3 Decades of Experience Equals One Fact-based Submission

October 20th, 2016

A single submission to the Northern Territory Government’s Draft Terms of Reference for the inquiry into hydraulic fracturing of onshore unconventional gas reservoirs has comprehensively undone the claims of activists about the supposed dangers of the industry.

Pulling no punches, petroleum engineer Don McMillan, who has more than 30 years experience, and who has designed and implemented multiple fracture stimulation projects, notes that his submission:

“Endeavours to clear up some misconceptions, identify the futility of and the need to change the inquiry’s terms of reference, demonstrate that Hydraulic Fracture Stimulation is safe and suggest a few ideas that the Northern Territory Government may consider.”

Mr McMillan covers a number of topics that we have discussed in the past, including chemical use, environmental safety and the overall risk involved in fracking.

“The word “chemicals” seems to scare people. Unfortunately, the majority of the populous has not studied chemistry and therefore easily disturbed by the complexity of the science. Also, no matter how stringent and regardless of the strictest chemical protocols the public is not appeased due to their distrust of the industry, scientists and government regulators. Therefore, the community requires reassurance from other approaches.” (McMillan submission, October 10, 2016)

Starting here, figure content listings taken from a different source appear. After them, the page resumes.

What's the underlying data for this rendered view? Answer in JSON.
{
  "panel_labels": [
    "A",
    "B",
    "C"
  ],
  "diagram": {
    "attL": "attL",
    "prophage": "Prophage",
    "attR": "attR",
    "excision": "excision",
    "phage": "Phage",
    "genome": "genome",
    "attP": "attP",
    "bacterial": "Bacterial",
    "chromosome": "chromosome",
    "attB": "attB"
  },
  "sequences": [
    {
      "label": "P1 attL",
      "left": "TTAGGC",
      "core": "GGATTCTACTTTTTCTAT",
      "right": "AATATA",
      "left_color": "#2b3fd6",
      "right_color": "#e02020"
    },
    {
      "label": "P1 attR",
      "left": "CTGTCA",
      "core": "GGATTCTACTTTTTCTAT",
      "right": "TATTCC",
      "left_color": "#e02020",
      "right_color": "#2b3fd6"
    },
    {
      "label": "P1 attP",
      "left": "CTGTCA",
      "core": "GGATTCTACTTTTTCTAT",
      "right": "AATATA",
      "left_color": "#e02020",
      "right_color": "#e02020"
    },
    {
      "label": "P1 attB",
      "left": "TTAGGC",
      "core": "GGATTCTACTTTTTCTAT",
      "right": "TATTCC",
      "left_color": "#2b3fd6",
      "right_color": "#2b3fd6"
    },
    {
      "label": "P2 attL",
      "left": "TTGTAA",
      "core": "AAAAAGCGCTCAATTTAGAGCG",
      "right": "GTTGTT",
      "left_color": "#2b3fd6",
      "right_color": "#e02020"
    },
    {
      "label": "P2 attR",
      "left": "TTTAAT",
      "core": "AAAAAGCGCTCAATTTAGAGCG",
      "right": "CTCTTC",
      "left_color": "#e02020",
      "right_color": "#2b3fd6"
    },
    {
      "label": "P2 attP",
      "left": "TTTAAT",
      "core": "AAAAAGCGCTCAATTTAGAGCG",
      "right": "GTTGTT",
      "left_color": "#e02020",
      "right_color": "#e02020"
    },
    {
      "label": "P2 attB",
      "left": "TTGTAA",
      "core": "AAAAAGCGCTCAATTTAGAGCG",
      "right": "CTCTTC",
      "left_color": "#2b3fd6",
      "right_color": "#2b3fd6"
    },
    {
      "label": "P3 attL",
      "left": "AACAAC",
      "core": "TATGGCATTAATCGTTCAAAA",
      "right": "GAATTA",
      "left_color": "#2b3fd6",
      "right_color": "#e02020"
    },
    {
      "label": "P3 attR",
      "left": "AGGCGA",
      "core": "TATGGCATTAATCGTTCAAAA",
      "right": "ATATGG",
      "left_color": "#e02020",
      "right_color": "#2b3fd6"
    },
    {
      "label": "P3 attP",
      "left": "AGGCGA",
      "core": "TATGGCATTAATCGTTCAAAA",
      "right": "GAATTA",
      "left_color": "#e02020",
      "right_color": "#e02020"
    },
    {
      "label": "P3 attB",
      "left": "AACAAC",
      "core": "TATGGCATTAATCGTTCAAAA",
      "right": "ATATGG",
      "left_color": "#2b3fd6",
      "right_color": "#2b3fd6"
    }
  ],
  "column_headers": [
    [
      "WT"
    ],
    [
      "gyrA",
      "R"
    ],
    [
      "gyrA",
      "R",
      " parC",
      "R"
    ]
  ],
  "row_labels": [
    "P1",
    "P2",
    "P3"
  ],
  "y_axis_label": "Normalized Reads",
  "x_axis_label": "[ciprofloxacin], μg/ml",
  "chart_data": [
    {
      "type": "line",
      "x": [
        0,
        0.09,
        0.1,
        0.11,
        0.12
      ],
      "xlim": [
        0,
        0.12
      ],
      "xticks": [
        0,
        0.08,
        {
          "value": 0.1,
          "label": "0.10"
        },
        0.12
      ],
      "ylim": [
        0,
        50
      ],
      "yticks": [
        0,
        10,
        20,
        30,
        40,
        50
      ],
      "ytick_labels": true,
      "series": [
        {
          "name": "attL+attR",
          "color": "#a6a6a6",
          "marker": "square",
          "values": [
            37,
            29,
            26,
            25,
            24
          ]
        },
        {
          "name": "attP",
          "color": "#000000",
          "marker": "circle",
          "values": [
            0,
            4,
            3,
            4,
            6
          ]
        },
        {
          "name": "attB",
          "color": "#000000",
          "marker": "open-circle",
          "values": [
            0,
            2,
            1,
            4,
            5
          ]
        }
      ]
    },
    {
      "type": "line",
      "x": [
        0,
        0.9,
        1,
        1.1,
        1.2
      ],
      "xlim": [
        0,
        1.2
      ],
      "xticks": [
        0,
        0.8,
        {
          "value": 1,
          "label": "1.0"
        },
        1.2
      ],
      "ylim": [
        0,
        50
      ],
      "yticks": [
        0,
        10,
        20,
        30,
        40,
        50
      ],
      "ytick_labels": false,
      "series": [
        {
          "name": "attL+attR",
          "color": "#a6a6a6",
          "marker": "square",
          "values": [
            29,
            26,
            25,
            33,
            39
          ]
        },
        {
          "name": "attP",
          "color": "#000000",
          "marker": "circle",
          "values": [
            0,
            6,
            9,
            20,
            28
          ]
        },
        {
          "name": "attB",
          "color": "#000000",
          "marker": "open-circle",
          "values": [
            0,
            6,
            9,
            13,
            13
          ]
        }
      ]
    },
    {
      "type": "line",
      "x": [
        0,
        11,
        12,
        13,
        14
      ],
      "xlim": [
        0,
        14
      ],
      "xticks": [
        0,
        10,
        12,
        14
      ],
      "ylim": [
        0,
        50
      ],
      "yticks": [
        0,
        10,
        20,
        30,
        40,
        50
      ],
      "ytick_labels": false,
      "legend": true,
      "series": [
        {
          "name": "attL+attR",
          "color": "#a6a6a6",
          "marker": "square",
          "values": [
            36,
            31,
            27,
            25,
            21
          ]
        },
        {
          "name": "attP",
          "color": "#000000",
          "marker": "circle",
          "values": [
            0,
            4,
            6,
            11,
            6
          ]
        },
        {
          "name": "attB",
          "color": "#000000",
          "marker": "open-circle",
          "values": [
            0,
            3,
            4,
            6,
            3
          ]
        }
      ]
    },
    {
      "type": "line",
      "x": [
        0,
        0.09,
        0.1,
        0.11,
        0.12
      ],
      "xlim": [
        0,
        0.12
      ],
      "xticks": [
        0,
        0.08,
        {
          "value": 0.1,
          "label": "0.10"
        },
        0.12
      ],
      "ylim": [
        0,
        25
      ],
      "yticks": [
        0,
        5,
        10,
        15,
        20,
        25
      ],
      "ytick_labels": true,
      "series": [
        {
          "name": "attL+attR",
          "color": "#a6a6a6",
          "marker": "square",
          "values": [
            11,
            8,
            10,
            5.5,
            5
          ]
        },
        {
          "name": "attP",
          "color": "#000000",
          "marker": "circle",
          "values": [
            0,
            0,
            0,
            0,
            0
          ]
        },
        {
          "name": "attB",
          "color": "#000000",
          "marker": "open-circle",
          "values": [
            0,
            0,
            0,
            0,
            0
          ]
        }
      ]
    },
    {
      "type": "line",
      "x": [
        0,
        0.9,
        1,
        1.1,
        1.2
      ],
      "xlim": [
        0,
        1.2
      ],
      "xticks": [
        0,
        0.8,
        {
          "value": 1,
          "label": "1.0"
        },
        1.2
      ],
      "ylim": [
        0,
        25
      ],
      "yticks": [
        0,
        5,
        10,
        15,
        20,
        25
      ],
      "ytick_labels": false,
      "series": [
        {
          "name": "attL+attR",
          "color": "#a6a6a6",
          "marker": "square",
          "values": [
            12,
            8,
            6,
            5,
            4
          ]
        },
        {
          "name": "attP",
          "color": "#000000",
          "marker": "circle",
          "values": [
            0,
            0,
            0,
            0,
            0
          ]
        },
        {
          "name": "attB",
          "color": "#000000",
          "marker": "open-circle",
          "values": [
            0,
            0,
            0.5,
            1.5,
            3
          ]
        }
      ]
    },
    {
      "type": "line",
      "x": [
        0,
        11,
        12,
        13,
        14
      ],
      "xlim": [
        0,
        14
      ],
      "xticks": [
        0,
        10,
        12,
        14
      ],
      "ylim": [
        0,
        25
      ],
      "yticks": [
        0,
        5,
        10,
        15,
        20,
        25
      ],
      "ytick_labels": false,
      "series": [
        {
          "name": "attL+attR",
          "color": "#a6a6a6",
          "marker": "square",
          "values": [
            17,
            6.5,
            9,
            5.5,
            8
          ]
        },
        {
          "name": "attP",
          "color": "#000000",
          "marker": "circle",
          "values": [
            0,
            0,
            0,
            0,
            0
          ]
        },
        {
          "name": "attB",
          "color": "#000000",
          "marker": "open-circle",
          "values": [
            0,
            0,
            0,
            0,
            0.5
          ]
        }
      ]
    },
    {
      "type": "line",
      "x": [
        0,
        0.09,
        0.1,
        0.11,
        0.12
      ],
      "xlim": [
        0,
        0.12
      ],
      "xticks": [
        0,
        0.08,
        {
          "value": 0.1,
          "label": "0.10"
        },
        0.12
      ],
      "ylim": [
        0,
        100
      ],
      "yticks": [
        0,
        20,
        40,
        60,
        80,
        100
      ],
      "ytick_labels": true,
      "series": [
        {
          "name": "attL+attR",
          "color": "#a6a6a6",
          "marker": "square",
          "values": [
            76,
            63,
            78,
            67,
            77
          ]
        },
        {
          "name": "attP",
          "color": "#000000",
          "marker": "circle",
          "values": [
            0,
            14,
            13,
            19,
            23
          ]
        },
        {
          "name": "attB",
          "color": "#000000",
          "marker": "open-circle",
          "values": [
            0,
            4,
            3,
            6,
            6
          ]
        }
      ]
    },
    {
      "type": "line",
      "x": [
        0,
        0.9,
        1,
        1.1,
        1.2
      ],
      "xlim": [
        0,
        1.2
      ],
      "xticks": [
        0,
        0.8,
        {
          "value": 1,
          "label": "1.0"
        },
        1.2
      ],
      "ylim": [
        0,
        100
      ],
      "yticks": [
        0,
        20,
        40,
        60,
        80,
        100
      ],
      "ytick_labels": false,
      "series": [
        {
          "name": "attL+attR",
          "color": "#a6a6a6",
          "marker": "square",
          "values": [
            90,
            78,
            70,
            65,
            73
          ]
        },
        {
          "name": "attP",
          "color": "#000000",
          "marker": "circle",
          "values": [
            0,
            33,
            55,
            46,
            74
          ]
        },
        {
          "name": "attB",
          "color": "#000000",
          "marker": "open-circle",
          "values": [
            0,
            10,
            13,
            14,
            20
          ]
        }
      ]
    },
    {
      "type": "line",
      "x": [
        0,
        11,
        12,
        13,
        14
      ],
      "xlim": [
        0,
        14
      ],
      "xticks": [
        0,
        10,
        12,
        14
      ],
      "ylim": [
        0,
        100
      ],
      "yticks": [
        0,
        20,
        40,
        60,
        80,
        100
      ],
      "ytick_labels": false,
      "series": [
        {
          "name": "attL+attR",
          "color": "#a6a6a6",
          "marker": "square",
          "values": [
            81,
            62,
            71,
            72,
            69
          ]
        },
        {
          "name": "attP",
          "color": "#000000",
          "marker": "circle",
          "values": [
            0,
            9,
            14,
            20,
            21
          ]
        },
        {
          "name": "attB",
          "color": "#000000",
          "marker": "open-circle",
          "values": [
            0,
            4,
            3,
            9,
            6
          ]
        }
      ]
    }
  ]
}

In Western Australia, New South Wales, England and the USA,

“states are effectively and efficiently addressing the risks to shale development, updating and enhancing their rules, and keeping up with new technologies.”

Yet environmental activists are adamant the debate must go on, ignoring the science and the experience of an industry that has been in operation for more than 60 years.

As Mr McMillan says, “baseless banning will affect our way of life and freedom so I hope the people of NT keep their unique independence and determine what is best for themselves.”

We hope the people, and the NT Government make the right decision and the report, when it’s released, reflects the facts.